8. How the ground truth for the training set was established:
- Not explicitly stated, but it would align with the method for the test set ground truth: Expert Consensus/Expert Review. The training data (images and associated metadata) would be meticulously labeled by qualified experts (e.g., specifying which view each image represents, and potentially assigning quality scores) to enable the AI to learn.
892.2100 Radiological acquisition and/or optimization guidance system.
892.2100 Radiological acquisition and/or optimization guidance system.
(a)
Identification. A radiological acquisition and/or optimization guidance system is a device that is intended to aid in the acquisition and/or optimization of images and/or diagnostic signals. The device interfaces with the acquisition system, analyzes its output, and provides guidance and/or feedback to the operator for improving image and/or signal quality.(b)
Classification. Class II (special controls). The special controls for this device are:(1) Design verification and validation must include:
(i) A detailed, technical device description, including a detailed description of the impact of any software and hardware on the device's functions, the associated capabilities and limitations of each part, and the associated inputs and outputs.
(ii) A detailed, technical report on the non-clinical performance testing of the subject device in the intended use environments, using relevant consensus standards when applicable.
(iii) A detailed report on the clinical performance testing, obtained from either clinical testing, accepted virtual/physical systems designed to capture clinical variability, comparison to a closely-related device with established clinical performance, or other sources that are justified appropriately. The choice of the method must be justified given the risk of the device and the general acceptance of the test methods. The report must include the following:
(A) A thorough description of the testing protocol(s).
(B) A thorough, quantitative evaluation of the diagnostic utility and quality of images/data acquired, or optimized, using the device.
(C) A thorough, quantitative evaluation of the performance in a representative user population and patient population, under anticipated conditions and environments of use.
(D) A thorough discussion on the generalizability of the clinical performance testing results.
(E) A thorough discussion on use-related risk analysis/human factors data.
(iv) A detailed protocol that describes, in the event of a future change, the level of change in the device technical specifications or indications for use at which the change or changes could significantly affect the safety or effectiveness of the device and the risks posed by these changes. The assessment metrics, acceptance criteria, and analytical methods used for the performance testing of changes that are within the scope of the protocol must be included.
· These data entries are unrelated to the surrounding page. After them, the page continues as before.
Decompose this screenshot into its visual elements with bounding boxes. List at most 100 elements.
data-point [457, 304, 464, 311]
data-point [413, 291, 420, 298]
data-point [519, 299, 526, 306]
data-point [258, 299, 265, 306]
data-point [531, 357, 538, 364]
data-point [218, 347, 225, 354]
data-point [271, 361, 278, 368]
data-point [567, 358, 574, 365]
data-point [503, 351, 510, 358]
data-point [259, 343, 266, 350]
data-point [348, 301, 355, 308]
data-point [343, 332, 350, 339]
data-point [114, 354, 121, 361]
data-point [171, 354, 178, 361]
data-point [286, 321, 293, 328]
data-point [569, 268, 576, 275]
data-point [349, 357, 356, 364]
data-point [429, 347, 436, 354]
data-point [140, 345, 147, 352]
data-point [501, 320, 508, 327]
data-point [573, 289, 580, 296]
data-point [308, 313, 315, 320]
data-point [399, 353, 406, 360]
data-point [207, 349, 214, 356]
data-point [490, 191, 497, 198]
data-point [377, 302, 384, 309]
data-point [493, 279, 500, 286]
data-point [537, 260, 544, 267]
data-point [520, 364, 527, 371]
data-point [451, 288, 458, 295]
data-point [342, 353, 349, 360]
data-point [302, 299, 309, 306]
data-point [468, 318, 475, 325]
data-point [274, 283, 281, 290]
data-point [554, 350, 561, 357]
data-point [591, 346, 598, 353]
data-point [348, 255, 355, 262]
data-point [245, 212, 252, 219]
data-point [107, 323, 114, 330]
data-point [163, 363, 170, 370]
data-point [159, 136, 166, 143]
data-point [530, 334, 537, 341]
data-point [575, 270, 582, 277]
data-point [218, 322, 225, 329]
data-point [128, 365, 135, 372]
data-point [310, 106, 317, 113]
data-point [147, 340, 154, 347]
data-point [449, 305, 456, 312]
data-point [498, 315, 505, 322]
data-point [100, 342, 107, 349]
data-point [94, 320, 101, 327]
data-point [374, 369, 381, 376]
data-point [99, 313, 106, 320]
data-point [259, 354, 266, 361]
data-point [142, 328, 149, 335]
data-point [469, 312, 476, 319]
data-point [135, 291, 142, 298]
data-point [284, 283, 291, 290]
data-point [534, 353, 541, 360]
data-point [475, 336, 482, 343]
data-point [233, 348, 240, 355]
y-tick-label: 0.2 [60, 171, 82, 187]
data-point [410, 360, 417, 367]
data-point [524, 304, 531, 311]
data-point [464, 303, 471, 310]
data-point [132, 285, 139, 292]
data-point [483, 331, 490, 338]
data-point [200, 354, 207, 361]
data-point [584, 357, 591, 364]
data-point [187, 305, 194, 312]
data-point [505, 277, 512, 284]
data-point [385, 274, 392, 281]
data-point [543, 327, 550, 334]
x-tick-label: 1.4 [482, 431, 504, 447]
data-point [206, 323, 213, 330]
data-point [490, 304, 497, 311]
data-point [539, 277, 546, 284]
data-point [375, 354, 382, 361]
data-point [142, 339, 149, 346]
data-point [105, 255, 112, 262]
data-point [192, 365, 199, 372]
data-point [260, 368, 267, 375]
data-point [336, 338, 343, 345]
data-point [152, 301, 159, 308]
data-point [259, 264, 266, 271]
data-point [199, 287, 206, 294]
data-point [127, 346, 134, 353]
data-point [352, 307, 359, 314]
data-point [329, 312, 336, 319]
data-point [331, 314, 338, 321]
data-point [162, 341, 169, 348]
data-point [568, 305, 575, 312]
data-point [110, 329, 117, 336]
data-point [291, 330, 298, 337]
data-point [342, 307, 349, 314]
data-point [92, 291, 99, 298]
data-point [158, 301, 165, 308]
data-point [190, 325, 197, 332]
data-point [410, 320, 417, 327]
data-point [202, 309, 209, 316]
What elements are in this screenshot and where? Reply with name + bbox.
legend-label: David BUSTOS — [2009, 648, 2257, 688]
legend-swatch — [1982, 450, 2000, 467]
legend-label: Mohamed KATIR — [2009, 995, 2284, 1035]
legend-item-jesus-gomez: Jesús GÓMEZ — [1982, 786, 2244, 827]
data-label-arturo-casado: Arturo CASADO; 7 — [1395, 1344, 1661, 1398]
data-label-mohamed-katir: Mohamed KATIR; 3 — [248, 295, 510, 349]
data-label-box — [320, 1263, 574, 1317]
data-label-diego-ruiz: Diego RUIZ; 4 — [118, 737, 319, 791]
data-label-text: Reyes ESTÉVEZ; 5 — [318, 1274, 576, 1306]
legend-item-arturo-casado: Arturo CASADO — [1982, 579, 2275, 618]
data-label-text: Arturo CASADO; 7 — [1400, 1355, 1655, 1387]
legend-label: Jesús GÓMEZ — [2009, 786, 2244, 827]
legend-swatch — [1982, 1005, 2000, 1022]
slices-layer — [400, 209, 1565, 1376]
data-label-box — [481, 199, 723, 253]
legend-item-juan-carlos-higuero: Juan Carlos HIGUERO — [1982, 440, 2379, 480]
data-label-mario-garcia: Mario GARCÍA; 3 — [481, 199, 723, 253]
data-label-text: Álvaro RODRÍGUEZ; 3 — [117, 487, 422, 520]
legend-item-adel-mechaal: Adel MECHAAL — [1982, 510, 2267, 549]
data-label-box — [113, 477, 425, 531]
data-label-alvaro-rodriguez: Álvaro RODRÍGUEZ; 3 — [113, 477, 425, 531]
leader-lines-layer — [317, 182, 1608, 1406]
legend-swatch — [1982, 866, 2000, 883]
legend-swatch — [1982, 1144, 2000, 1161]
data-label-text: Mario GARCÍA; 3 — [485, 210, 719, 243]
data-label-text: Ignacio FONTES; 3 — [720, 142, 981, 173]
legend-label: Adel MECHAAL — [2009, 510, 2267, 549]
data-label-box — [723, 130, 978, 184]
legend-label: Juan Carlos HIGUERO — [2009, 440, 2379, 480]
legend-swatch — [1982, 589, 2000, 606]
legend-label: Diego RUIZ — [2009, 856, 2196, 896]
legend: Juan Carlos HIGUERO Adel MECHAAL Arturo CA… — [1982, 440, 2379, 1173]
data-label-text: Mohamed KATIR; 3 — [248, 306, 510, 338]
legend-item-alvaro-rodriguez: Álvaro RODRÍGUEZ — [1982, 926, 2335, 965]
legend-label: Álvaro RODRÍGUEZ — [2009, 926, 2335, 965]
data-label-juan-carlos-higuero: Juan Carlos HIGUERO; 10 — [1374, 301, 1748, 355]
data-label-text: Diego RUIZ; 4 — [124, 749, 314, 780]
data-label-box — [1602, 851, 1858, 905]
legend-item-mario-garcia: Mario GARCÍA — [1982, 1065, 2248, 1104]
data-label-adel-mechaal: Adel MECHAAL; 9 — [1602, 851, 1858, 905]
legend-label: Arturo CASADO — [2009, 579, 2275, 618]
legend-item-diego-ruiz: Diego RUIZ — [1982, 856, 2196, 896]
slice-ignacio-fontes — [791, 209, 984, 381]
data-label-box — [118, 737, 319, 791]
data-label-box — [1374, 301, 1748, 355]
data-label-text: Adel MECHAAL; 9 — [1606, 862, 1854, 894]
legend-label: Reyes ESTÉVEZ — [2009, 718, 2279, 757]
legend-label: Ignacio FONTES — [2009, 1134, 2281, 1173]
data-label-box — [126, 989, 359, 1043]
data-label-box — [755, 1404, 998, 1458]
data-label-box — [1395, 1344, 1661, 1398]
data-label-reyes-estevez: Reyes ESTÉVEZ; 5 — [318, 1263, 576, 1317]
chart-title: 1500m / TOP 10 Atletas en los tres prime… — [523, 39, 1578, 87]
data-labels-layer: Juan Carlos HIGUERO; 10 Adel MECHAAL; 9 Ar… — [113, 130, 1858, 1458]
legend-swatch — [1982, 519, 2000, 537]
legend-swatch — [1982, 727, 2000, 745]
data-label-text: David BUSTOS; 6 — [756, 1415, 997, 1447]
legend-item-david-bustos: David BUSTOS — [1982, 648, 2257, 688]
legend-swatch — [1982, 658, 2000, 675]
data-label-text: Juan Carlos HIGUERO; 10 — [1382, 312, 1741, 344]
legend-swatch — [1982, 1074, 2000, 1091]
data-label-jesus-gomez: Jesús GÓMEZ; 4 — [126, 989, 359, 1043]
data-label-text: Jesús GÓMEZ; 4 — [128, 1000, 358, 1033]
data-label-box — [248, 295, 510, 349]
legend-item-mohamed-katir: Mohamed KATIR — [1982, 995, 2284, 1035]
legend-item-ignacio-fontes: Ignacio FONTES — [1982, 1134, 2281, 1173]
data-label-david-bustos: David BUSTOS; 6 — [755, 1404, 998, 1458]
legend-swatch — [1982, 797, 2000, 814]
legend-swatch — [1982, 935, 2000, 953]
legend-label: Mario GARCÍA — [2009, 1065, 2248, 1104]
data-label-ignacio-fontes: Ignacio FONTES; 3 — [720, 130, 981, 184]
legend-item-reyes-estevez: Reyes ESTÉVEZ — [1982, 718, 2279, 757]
(v) Documentation of an appropriate training program, including instructions on how to acquire and process quality images and video clips, and a report on usability testing demonstrating the effectiveness of that training program on user performance, including acquiring and processing quality images.
(2) The labeling required under § 801.109(c) of this chapter must include:
(i) A detailed description of the device, including information on all required and/or compatible parts.
(ii) A detailed description of the patient population for which the device is indicated for use.
(iii) A detailed description of the intended user population, and the recommended user training.
(iv) Detailed instructions for use, including the information provided in the training program used to meet the requirements of paragraph (b)(1)(iv) of this section.
(v) A warning that the images and data acquired using the device are to be interpreted only by qualified medical professionals.
(vi) A detailed summary of the reports required under paragraphs (b)(1)(ii) and (iii) of this section.
(vii) A statement on upholding the As Low As Reasonably Achievable (ALARA) principle with a discussion on the associated device controls/options.